Zdenka Sokolíčková is a teaching and research associate at the Department of Studies in Culture and Religion, University of Hradec Králové, Czech Republic. In 2019–2022 she was a guest researcher at the Department of Social Anthropology, University of Oslo, mentored by Thomas Hylland Eriksen. Since 2021 she has worked as a postdoc at the Arctic Centre in Groningen, the Netherlands. Her research interests lie in the fields of anthropology of climate change, the Arctic, tourism, and migration, as well as transdisciplinary research on Svalbard’s environmental memory.
Sverker Sörlin is a professor in the Division of History of Science, Technology and Environment at the KTH Royal Institute of Technology, Stockholm, where he also works with the KTH Environmental Humanities Laboratory. His current work includes the science politics of the cryosphere, climate change, and the Anthropocene. He has had a long career as a government advisor on research and environmental policy and served in the 2000s as the President of the Swedish Polar Committee and the National Committee for the Fourth International Polar Year. Among his books on Arctic topics are the edited Northscapes: History, Technology, and the Making of Northern Environments (UBC Press, 2013), Science, Geopolitics and Culture in the Polar Region (Ashgate, 2013), and Ice Humanities: Living, Thinking and Working in a Melting World (Manchester University Press, 2022).

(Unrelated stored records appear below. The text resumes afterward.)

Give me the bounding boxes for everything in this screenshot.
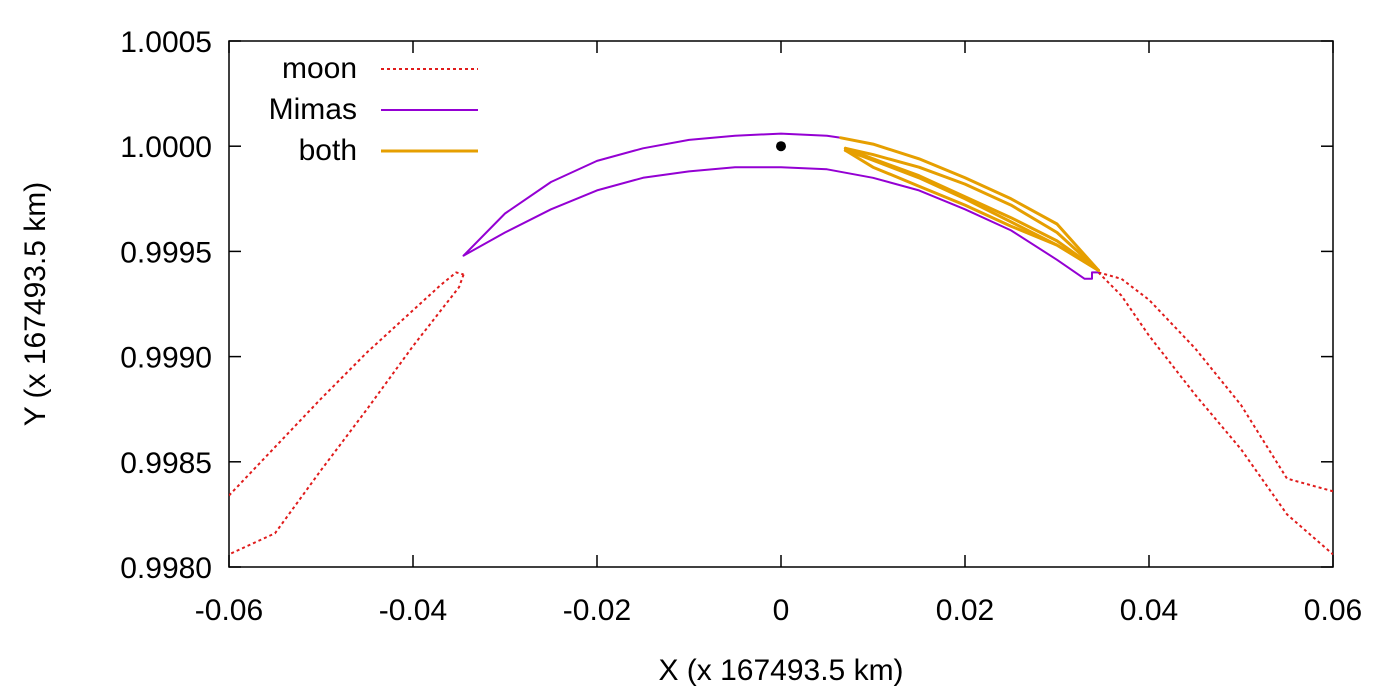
series-line-moon (229, 271, 464, 497)
points-layer (776, 141, 786, 152)
x-tick-label: -0.04 (379, 594, 447, 627)
legend-item-both: both (299, 134, 478, 167)
y-tick-label: 0.9985 (120, 447, 212, 480)
legend-label-both: both (299, 134, 357, 167)
x-tick-label: 0.06 (1304, 594, 1362, 627)
y-tick-label: 0.9980 (120, 552, 212, 585)
series-line-both (843, 146, 1100, 272)
series-layer (229, 132, 1333, 556)
legend-item-moon: moon (282, 52, 478, 85)
legend-item-mimas: Mimas (269, 93, 478, 126)
series-line-mimas (462, 166, 1100, 280)
x-tick-label: 0.02 (936, 594, 994, 627)
legend: moon Mimas both (269, 52, 478, 167)
x-tick-label: -0.06 (195, 594, 263, 627)
series-line-both (839, 136, 1100, 272)
series-line-moon (1097, 271, 1333, 556)
x-tick-label: -0.02 (563, 594, 631, 627)
series-line-mimas (462, 132, 842, 257)
legend-label-mimas: Mimas (269, 93, 357, 126)
x-tick-label: 0 (773, 594, 790, 627)
y-tick-label: 1.0005 (120, 26, 212, 59)
y-tick-label: 0.9990 (120, 342, 212, 375)
series-line-both (843, 148, 1100, 272)
x-axis: -0.06 -0.04 -0.02 0 0.02 0.04 0.06 (195, 41, 1362, 627)
legend-label-moon: moon (282, 52, 357, 85)
series-line-both (843, 148, 1100, 272)
y-tick-label: 1.0000 (120, 131, 212, 164)
series-line-moon (1098, 271, 1333, 493)
x-axis-title: X (x 167493.5 km) (658, 654, 903, 687)
y-axis-title: Y (x 167493.5 km) (19, 182, 52, 427)
y-axis: 0.9980 0.9985 0.9990 0.9995 1.0000 1.0005 (120, 26, 1333, 585)
data-point (776, 141, 786, 152)
series-line-moon (229, 274, 465, 556)
plot-frame (228, 40, 1334, 568)
x-tick-label: 0.04 (1120, 594, 1178, 627)
plot-area (228, 40, 1334, 568)
y-tick-label: 0.9995 (120, 236, 212, 269)
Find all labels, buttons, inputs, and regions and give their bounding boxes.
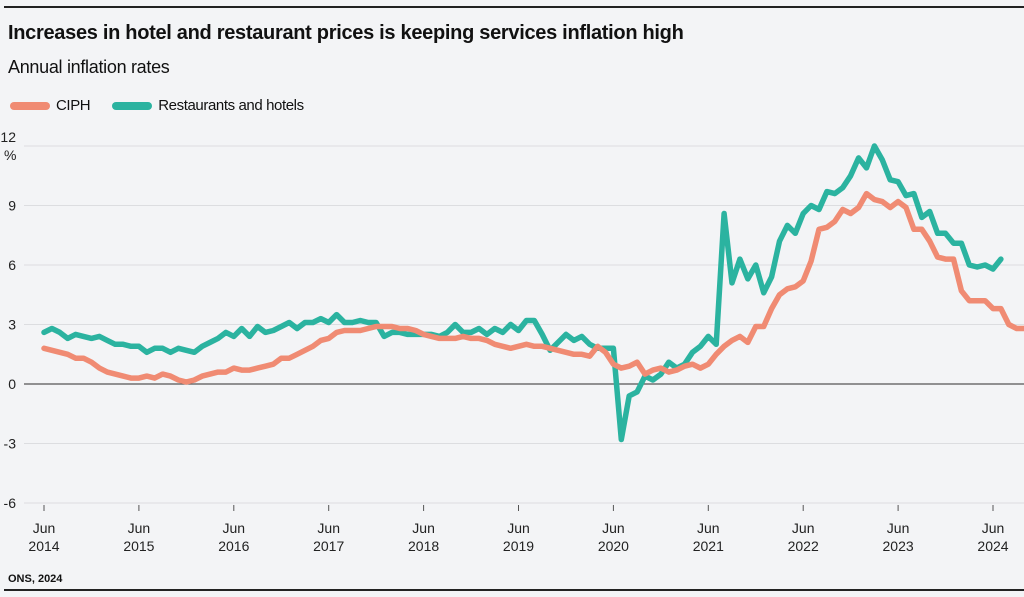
x-tick-label-year: 2021 (693, 538, 724, 554)
y-tick-label: 6 (8, 257, 16, 273)
legend-swatch-ciph (10, 101, 50, 110)
legend-label-restaurants-hotels: Restaurants and hotels (158, 97, 304, 114)
y-axis: 12 9 6 3 0 -3 -6% (0, 129, 16, 511)
legend: CIPH Restaurants and hotels (10, 97, 326, 114)
x-tick-label-month: Jun (792, 520, 815, 536)
x-tick-label-year: 2014 (28, 538, 59, 554)
legend-swatch-restaurants-hotels (112, 101, 153, 110)
y-tick-label: 9 (8, 198, 16, 214)
x-tick-label-year: 2020 (598, 538, 629, 554)
y-tick-label: -3 (4, 435, 17, 451)
x-tick-label-year: 2015 (123, 538, 154, 554)
chart-subtitle: Annual inflation rates (8, 57, 170, 77)
chart-title: Increases in hotel and restaurant prices… (8, 22, 684, 44)
x-tick-label-year: 2016 (218, 538, 249, 554)
x-tick-label-month: Jun (33, 520, 56, 536)
top-rule (4, 6, 1024, 8)
series-lines (41, 143, 1024, 443)
y-tick-label: 12 (0, 129, 16, 145)
x-tick-label-year: 2022 (788, 538, 819, 554)
y-tick-label: 3 (8, 317, 16, 333)
x-tick-label-month: Jun (982, 520, 1005, 536)
series-line-ciph (41, 190, 1024, 385)
x-tick-label-month: Jun (317, 520, 340, 536)
x-tick-label-year: 2019 (503, 538, 534, 554)
series-line-restaurants-and-hotels (41, 143, 1004, 443)
x-tick-label-month: Jun (128, 520, 151, 536)
x-tick-label-month: Jun (602, 520, 625, 536)
y-unit-label: % (4, 147, 16, 163)
x-tick-label-month: Jun (223, 520, 246, 536)
bottom-rule (4, 589, 1024, 591)
x-tick-label-month: Jun (507, 520, 530, 536)
x-tick-label-year: 2018 (408, 538, 439, 554)
x-tick-label-month: Jun (697, 520, 720, 536)
x-tick-label-year: 2024 (977, 538, 1008, 554)
x-tick-label-month: Jun (887, 520, 910, 536)
y-tick-label: 0 (8, 376, 16, 392)
x-axis: Jun 2014 Jun 2015 Jun 2016 Jun 2017 Jun 2018 Jun 20… (28, 504, 1009, 554)
x-tick-label-year: 2017 (313, 538, 344, 554)
y-tick-label: -6 (4, 495, 17, 511)
legend-item-restaurants-hotels: Restaurants and hotels (112, 97, 304, 114)
x-tick-label-year: 2023 (883, 538, 914, 554)
source-note: ONS, 2024 (8, 573, 63, 585)
legend-item-ciph: CIPH (10, 97, 91, 114)
x-tick-label-month: Jun (412, 520, 435, 536)
legend-label-ciph: CIPH (56, 97, 91, 114)
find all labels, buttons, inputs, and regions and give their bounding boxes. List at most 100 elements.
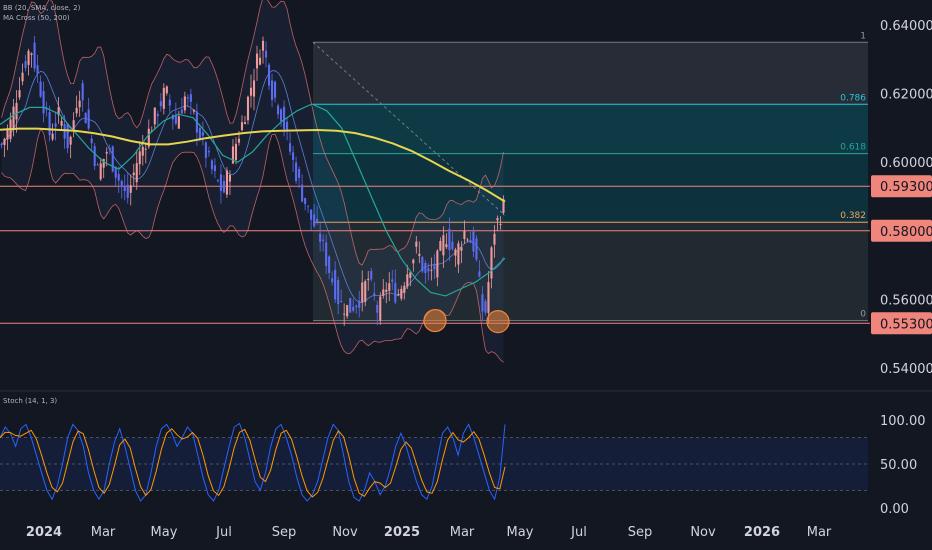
- candle-body: [328, 256, 331, 274]
- candle-body: [228, 174, 232, 182]
- candle-body: [213, 165, 216, 172]
- candle-body: [261, 40, 265, 51]
- candle-body: [379, 296, 382, 321]
- candle-body: [129, 185, 132, 193]
- price-axis[interactable]: 0.64000 0.62000 0.60000 0.58000 0.56000 0.540…: [871, 19, 932, 377]
- candle-body: [24, 61, 27, 69]
- candle-body: [376, 304, 379, 313]
- candle-body: [496, 218, 499, 221]
- stoch-k-line: [0, 422, 506, 502]
- candle-body: [117, 173, 120, 181]
- price-badge-0.59300: 0.59300: [880, 180, 932, 195]
- x-tick-Jul: Jul: [570, 525, 587, 540]
- candle-body: [108, 148, 111, 150]
- candle-body: [292, 152, 295, 160]
- stoch-indicator-label[interactable]: Stoch (14, 1, 3): [3, 397, 58, 405]
- fib-label-0.786: 0.786: [840, 93, 866, 103]
- candle-body: [418, 253, 421, 256]
- y-tick-0.60000: 0.60000: [880, 156, 932, 171]
- candle-body: [60, 120, 63, 126]
- moving-averages: [0, 103, 506, 297]
- fibonacci-retracement[interactable]: 1 0.786 0.618 0.382 0: [312, 31, 868, 322]
- stochastic-pane: 100.00 50.00 0.00: [0, 390, 932, 517]
- fib-trend-line: [312, 41, 506, 216]
- candle-body: [331, 278, 334, 283]
- time-axis[interactable]: 2024 Mar May Jul Sep Nov 2025 Mar May Jul Sep Nov 20…: [26, 525, 832, 540]
- candle-body: [153, 107, 156, 125]
- bollinger-bands: [1, 0, 504, 363]
- candle-body: [87, 109, 90, 129]
- candle-body: [207, 151, 210, 153]
- candle-body: [138, 151, 141, 165]
- candle-body: [415, 241, 418, 247]
- candle-body: [126, 184, 129, 198]
- candle-body: [255, 53, 259, 69]
- candle-body: [421, 256, 424, 272]
- candle-body: [252, 80, 256, 97]
- candle-body: [219, 174, 222, 191]
- bb-fill: [1, 0, 504, 363]
- candle-body: [21, 72, 24, 82]
- candle-body: [454, 249, 457, 256]
- ma-cross-indicator-label[interactable]: MA Cross (50, 200): [3, 14, 70, 22]
- candle-body: [409, 272, 412, 278]
- candle-body: [424, 263, 427, 273]
- fib-zone-0: [313, 42, 868, 105]
- candle-body: [466, 239, 469, 241]
- x-tick-2024: 2024: [26, 525, 62, 540]
- candle-body: [99, 163, 102, 180]
- low-marker-1: [423, 308, 447, 333]
- candle-body: [162, 87, 165, 109]
- ma50-line: [0, 103, 506, 297]
- candle-body: [3, 138, 6, 145]
- candle-body: [12, 106, 15, 130]
- candle-body: [484, 301, 487, 313]
- candle-body: [240, 122, 244, 131]
- candle-body: [283, 106, 286, 130]
- candle-body: [322, 239, 325, 241]
- x-tick-Jul: Jul: [215, 525, 232, 540]
- candle-body: [75, 107, 78, 114]
- bb-indicator-label[interactable]: BB (20, SMA, close, 2): [3, 4, 81, 12]
- candle-body: [499, 224, 502, 226]
- candle-body: [307, 205, 310, 207]
- candle-body: [289, 143, 292, 152]
- candle-body: [406, 274, 409, 287]
- candle-body: [373, 293, 376, 297]
- price-badge-bg: [871, 219, 932, 242]
- candle-body: [72, 120, 75, 131]
- candle-body: [481, 294, 484, 312]
- x-tick-Nov: Nov: [690, 525, 716, 540]
- candle-body: [270, 80, 274, 100]
- candle-body: [159, 101, 162, 107]
- candle-body: [472, 231, 475, 252]
- candle-body: [30, 53, 33, 55]
- candle-body: [490, 247, 493, 279]
- candle-body: [400, 288, 403, 299]
- candle-body: [442, 235, 445, 256]
- candle-body: [177, 116, 180, 129]
- candle-body: [168, 99, 171, 106]
- fib-label-1: 1: [860, 31, 866, 41]
- candle-body: [298, 169, 301, 178]
- fib-label-0.618: 0.618: [840, 143, 866, 153]
- candle-body: [469, 239, 472, 243]
- candle-body: [165, 86, 168, 94]
- candle-body: [63, 124, 66, 139]
- candle-body: [301, 184, 304, 202]
- low-marker-2: [486, 309, 510, 334]
- candle-body: [427, 268, 430, 272]
- bb-upper: [1, 0, 504, 266]
- candle-body: [358, 300, 361, 308]
- y-tick-0.62000: 0.62000: [880, 88, 932, 103]
- candle-body: [243, 122, 247, 125]
- x-tick-Mar: Mar: [807, 525, 832, 540]
- candle-body: [198, 128, 201, 140]
- candle-body: [264, 50, 268, 58]
- candle-body: [51, 133, 54, 140]
- candle-body: [90, 138, 93, 144]
- x-tick-Sep: Sep: [272, 525, 297, 540]
- candle-body: [132, 172, 135, 176]
- candle-body: [487, 282, 490, 313]
- price-badge-bg: [871, 312, 932, 335]
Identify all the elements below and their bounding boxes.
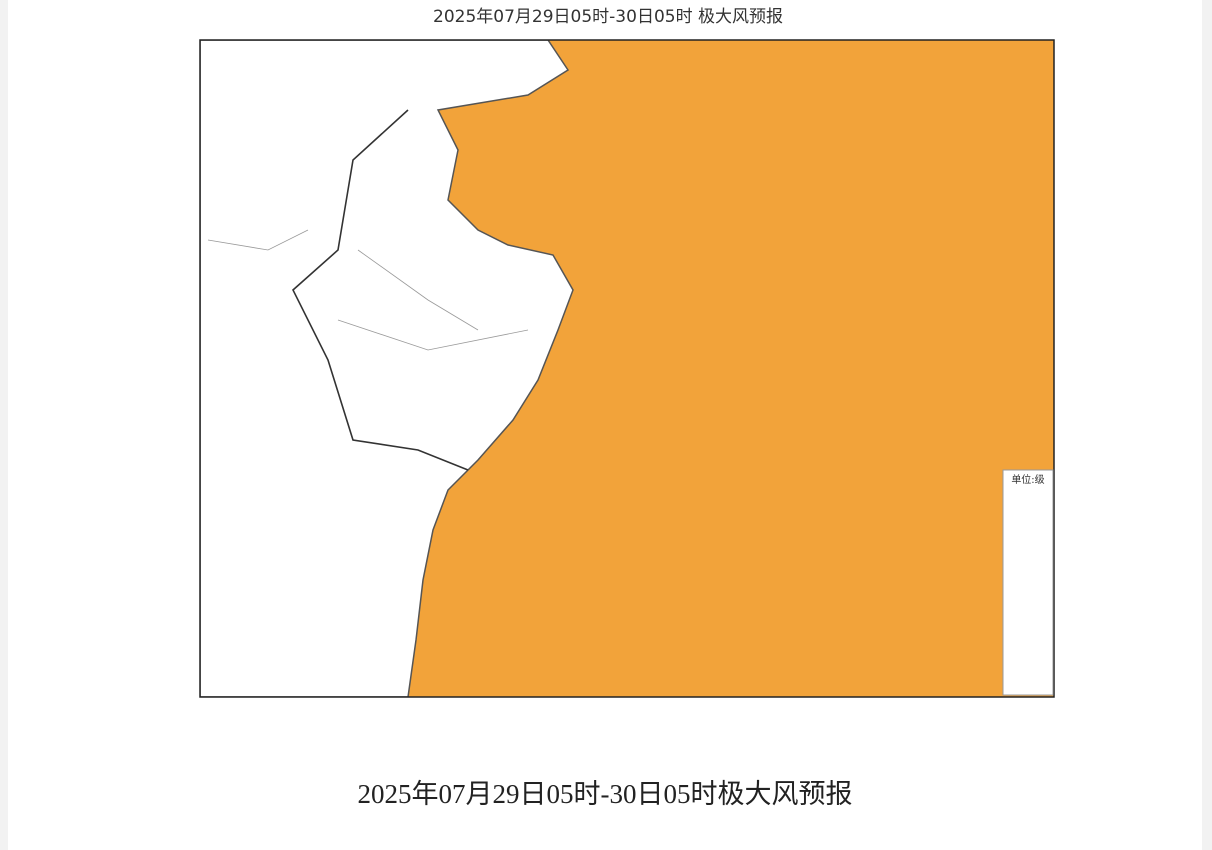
legend-box [1002,469,1054,696]
caption: 2025年07月29日05时-30日05时极大风预报 [357,779,853,809]
map-frame [199,39,1055,698]
county-border [207,229,529,351]
map-title: 2025年07月29日05时-30日05时 极大风预报 [433,7,783,27]
legend: 单位:级 [1002,469,1054,696]
land [200,40,574,697]
province-border [292,109,469,471]
map-figure: 2025年07月29日05时-30日05时 极大风预报 单位:级 [199,7,1055,698]
legend-title: 单位:级 [1011,473,1044,486]
map-area [200,40,1054,697]
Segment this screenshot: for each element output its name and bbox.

Leena Suopajärvi works as a university lecturer in the Faculty of Social Sciences, University of Lapland, Rovaniemi. She is also an adjunct professor at Oulu University, Faculty of Technology. Her special field is environmental sociology, especially themes related to natural resource governance from the point of local people in Finnish Lapland. In recent years, she has participated in numerous multidisciplinary projects and, for example, studied social impacts of mining and social license to operate (SLO).
Kirsten Thisted is an associate professor in the Minority Studies section, Department of Cross-Cultural and Regional Studies, University of Copenhagen. She works across the disciplines of literary theory, language, history, and cultural studies, with a focus on how asymmetric power relations are negotiated. Her research has focused on the (literary) history of modern Greenland and Greenland–Denmark relations. She led an interdisciplinary project resulting in the two-volume work Denmark and the New North Atlantic – Narratives and Memories in a Former Empire (ed. with Ann-Sofie N. Gremaud, Aarhus University Press, 2020).
Camilla Winqvist is a PhD student in the Division of History of Science, Technology and Environment at KTH Royal Institute of Technology, Stockholm. Her thesis aims to explain under what circumstances legacies from mining in the past can become resources for communities in transition in the Fennoscandian Arctic. Her work explores different forms of re-use, environmental remediation, and ways to create new sources of income at abandoned mining sites. Winqvist uses methods and sources from history and archaeology, combining archival research, interviews, and field work at abandoned mining sites.